Excerpts from the book, "Life After Suicide"
by Chris King
I died taking poison. I decided to do the deed early. That was what I called it in my mind “ the deed.” I didn't expect to be returning and I certainly did not know what to expect. The first three ounces of poison killed me.
I died, and as I died I felt many strange things that are very hard to describe, most of all the sight of the true and living God. I died and felt my soul or spirit, which ever you prefer, leaving my body. As I left my body, I felt no remorse over the loss of my body. It actually felt good to me to discard something so vile to me. I looked back and felt that death is not a bad thing, but a relief from a painful life. I did not go to heaven or hell, and I did not find my soul wandering the earth. I died and found myself in the arms and hands of the One True Living God. God allowed me to see Him, touch him, and be touched; then God put me back in my body while healing what I had done to my body.

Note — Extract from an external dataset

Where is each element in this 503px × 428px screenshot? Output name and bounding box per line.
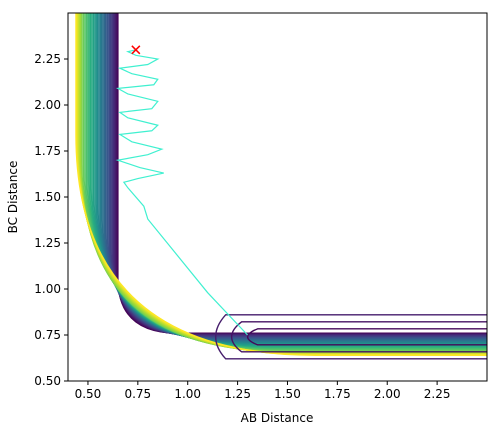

When I died, my spirit passed through my body; and my spirit passed through a bible that was lying on my chest. I lay down to die with prayers in my heart and a bible sitting on my chest, simply waiting to die. My spirit came out of my body and found God waiting to catch me. I died in faith searching for God and Jesus. I died living out our savior’s words of picking up your cross and following him even into death itself. I died in search of Jesus. When I died, I found them waiting. God did what I described here, and so much more that is indescribable. As God put me back into my body, God's hand passed through the bible that was sitting on my chest. Later, after I told my wife this story, I gave her that bible. It is as rare as God himself.